Obviously there are reasons that anyone would agree justify having such surgeries. I’m wondering about the ones that are done simply to give one a bit of an edge in the competition for sexual /romantic attention, or higher self-esteem, or both. I would not necessarily have shunned cosmetic surgery if I could afford it — aging sucks — yet I hate, I’m actually scared by, the way it eventually wipes out Hollywood stars’ very individuality. To keep on looking pseudo-young, they sacrifice looking like themselves, or like anyone in particular. Of course one need not go that far to look, as they say, “rested.”
wj said,
January 11, 2010 at 10:28 am
I think Ice (7 am yesterday) made an excellent point. In training, you do learn more by going up against those who are better than you are. But my observation in teaching a martial art is that training has to include some experience of success as well.

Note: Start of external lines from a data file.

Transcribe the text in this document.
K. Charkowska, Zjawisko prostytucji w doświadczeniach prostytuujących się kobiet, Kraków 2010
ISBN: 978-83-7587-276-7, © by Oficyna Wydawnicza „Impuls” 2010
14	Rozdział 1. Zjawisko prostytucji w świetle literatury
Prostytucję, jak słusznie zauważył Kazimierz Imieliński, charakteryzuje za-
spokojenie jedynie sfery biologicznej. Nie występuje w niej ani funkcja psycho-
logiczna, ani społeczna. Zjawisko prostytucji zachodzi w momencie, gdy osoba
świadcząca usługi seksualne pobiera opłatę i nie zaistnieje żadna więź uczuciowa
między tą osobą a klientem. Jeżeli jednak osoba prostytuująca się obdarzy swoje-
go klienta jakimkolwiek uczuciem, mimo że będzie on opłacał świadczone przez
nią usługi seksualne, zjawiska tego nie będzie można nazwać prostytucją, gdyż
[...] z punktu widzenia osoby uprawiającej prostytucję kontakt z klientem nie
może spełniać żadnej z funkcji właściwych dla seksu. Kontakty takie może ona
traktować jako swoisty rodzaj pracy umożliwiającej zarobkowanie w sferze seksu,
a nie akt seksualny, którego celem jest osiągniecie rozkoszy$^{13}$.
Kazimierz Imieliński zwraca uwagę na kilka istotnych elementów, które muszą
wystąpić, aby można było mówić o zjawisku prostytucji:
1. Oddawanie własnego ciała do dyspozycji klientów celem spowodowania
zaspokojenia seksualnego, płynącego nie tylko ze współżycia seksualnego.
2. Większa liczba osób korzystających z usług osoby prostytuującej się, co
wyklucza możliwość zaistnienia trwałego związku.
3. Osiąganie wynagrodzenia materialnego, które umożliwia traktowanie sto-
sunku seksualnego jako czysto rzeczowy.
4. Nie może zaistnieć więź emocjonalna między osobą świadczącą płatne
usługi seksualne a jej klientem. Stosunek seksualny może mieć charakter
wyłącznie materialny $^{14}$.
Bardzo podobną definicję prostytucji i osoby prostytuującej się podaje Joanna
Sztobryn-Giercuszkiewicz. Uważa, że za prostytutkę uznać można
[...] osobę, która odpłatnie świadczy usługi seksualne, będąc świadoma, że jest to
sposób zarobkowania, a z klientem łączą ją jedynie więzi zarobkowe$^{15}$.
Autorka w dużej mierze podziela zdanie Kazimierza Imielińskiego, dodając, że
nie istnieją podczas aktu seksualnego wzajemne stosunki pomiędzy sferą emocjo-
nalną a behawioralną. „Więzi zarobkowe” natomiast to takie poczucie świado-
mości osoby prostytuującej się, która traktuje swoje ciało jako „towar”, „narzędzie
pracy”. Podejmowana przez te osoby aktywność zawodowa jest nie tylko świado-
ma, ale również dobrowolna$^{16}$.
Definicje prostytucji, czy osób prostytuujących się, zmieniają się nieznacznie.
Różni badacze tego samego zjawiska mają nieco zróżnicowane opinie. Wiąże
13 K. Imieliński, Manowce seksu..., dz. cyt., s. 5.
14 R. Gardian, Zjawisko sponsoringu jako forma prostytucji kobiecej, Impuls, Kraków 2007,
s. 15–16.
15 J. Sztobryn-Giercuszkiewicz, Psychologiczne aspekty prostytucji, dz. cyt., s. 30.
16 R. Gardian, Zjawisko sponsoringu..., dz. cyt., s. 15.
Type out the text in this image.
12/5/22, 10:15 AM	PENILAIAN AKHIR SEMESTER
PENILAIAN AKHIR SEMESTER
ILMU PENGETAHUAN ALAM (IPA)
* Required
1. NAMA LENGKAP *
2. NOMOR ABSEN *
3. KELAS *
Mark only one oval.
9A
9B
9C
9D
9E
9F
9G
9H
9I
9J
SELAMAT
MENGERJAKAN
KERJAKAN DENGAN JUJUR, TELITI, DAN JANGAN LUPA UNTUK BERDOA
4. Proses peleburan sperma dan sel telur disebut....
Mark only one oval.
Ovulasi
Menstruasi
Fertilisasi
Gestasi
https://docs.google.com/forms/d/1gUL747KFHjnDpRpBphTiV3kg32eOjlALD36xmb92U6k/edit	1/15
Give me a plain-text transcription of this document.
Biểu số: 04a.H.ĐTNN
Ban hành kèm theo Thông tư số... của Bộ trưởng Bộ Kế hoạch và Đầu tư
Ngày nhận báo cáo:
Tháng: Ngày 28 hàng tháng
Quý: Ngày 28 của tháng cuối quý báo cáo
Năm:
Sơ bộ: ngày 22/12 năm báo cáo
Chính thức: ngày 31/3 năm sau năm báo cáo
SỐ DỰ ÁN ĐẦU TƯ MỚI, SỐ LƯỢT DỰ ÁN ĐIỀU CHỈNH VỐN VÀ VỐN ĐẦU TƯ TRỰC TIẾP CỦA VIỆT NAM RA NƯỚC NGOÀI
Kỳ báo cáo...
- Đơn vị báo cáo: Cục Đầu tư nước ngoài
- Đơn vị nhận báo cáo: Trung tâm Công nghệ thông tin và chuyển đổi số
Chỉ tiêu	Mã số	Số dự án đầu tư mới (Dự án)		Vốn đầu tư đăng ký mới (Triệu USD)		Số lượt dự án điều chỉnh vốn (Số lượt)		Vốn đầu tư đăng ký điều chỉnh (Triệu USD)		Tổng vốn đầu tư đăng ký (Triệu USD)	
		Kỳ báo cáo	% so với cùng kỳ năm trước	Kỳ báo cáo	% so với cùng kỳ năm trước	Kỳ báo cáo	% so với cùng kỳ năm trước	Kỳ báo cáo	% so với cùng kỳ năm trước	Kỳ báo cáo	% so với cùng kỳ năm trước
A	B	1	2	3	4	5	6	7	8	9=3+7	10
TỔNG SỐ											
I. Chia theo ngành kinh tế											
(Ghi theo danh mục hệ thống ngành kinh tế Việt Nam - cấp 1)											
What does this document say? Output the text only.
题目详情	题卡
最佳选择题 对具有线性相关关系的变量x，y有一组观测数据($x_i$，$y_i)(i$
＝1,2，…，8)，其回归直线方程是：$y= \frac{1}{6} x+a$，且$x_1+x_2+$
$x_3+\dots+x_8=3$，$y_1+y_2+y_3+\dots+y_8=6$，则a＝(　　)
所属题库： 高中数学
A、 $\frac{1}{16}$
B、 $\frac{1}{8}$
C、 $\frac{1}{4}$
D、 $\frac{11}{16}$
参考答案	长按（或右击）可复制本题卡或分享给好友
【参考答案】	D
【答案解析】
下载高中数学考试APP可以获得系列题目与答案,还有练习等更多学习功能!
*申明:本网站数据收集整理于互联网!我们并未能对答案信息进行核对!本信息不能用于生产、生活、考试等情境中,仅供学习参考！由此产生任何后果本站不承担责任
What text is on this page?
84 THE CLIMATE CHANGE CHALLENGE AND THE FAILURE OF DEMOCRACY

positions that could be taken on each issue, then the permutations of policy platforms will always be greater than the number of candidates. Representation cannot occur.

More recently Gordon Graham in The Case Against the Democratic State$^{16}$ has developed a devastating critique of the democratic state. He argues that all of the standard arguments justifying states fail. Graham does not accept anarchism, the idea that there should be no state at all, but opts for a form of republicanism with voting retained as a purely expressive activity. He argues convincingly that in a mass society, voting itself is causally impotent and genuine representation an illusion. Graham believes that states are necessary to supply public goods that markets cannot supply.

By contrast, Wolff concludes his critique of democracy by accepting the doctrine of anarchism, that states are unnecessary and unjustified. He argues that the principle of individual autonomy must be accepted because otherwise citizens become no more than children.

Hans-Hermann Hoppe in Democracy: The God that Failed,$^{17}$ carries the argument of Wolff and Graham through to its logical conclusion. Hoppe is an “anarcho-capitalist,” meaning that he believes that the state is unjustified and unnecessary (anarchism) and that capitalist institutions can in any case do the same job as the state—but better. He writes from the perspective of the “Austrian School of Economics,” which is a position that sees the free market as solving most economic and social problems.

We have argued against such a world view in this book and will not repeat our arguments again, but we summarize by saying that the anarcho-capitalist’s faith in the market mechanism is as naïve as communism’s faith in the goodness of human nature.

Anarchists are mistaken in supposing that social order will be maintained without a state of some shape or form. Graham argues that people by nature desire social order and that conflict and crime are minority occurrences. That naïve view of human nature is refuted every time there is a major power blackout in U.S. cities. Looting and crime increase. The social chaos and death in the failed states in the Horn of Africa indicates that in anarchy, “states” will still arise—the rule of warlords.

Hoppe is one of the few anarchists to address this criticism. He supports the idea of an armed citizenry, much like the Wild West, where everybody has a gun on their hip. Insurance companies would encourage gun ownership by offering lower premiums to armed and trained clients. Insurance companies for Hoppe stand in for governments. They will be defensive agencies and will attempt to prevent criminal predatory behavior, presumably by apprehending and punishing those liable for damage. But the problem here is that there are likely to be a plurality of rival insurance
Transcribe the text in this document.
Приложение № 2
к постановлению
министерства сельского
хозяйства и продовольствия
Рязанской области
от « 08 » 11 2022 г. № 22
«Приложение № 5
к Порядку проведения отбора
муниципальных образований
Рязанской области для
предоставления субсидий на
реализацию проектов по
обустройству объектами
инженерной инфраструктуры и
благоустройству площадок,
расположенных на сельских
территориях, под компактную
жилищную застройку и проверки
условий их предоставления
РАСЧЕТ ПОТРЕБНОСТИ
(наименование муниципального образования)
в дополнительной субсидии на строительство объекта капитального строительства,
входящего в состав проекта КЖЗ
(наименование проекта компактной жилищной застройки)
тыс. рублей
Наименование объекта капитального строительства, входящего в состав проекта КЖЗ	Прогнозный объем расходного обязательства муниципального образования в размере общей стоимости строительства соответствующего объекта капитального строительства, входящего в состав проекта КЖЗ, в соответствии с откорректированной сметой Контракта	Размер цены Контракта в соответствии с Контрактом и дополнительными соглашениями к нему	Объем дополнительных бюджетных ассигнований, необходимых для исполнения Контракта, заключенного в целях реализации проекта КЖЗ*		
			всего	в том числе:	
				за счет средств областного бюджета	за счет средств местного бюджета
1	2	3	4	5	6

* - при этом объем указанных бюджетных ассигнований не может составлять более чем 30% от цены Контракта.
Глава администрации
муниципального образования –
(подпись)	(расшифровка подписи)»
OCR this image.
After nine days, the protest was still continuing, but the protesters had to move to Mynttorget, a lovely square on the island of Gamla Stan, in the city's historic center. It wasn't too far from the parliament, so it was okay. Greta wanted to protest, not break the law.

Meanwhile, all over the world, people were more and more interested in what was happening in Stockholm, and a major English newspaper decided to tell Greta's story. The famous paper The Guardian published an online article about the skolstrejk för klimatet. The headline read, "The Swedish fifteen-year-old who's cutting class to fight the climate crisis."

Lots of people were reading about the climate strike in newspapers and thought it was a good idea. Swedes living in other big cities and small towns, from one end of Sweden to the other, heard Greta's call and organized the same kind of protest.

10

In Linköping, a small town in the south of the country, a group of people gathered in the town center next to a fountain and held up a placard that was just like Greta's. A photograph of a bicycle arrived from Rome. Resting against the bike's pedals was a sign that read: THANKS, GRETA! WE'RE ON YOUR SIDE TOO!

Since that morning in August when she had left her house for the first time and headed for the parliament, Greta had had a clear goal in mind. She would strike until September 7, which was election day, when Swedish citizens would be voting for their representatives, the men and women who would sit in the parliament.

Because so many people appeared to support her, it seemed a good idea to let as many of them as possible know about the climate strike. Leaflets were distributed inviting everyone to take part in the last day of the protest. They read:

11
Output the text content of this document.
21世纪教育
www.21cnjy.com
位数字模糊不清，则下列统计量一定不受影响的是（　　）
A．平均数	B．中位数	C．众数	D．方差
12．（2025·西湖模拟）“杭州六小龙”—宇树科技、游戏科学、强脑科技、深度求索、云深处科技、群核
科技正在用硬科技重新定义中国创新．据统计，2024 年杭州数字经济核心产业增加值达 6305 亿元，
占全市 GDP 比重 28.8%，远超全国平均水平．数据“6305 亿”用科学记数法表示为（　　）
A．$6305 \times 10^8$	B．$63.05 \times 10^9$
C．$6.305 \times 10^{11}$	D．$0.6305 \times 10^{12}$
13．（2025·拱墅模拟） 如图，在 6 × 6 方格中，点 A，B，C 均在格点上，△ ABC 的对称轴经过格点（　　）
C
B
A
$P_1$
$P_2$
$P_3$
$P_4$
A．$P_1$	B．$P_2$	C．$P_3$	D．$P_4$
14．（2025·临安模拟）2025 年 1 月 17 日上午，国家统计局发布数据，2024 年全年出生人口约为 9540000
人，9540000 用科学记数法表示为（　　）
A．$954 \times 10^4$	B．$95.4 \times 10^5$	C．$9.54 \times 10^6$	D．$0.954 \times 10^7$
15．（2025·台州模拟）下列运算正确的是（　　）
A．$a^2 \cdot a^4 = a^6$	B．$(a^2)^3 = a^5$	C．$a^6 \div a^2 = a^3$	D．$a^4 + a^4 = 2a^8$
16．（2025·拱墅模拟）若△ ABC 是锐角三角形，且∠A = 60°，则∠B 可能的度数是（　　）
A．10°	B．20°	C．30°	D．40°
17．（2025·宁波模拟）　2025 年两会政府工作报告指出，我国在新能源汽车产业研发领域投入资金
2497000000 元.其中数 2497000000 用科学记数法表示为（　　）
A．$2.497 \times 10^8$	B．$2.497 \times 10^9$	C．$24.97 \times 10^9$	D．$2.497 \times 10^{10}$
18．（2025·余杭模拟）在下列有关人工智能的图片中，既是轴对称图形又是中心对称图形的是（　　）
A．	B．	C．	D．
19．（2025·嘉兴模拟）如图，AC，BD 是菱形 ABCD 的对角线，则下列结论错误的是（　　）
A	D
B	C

I always made it a point to work at a level where my students could win about 40% of the time . . . IF they were working at their best current ability. That taught them the most, while still leaving them with the knowledge/experience (deep inside where it counted) that they could beat anybody, at least occasionally. Which meant that, in an actual competition, they didn’t just assume that they would lose to anyone who was better than they were. They knew that, if they did their best, they had at least a chance of winning. So they went out and did their best. (Really surprised some very good opponents that way, too!)
wj said,
January 11, 2010 at 10:28 am
OK, I meant this morning. Guess I don’t even know what day it is yet. ;-)
amba12 said,
January 11, 2010 at 11:25 am
Excellent principle, wj — you need some rewards to whet your appetite to keep going through the hard times. A taste of success increases motivation.
Ron said,
January 12, 2010 at 6:53 am
So now that he’s confessed — tearfully no less — does anyone think that he will now be elected to the Hall of Fame? I sure as hell don’t. The moral of the story: Don’t Get Caught.
Ron said,
January 12, 2010 at 6:58 am
Oops! The ‘he’ in the above post is of course Mark McGwire.
wj said,
January 12, 2010 at 10:11 am
Yes, Ron, I expect that McGwire will get into the Baseball Hall of Fame. Just a lot later than he might have otherwise. Why? Because other people from that era will, and then “turn out” to have used steroids, too — which anyone looking at them, as at McGwire, could have figured out. At which point, it will seem unfair to keep him out for, as you say, getting caught (although confessing might be a better term, given the lack of anything resembling proof).
Was that cheating? I would say so. But when cheating is pervasive enough, and has been rewarded enough, it becomes harder to maintain a stand against it. Unless, of course, you can show that someone who wasn’t doing so is substantially harmed. Not just deprived of a high-profile career in professional sports, but really harmed.
A society may move to taking a harsher view of cheating, in any context. America has certainly seen swings back and forth in what is and is not acceptable in various areas. But that is, IMHO, a different phenomena.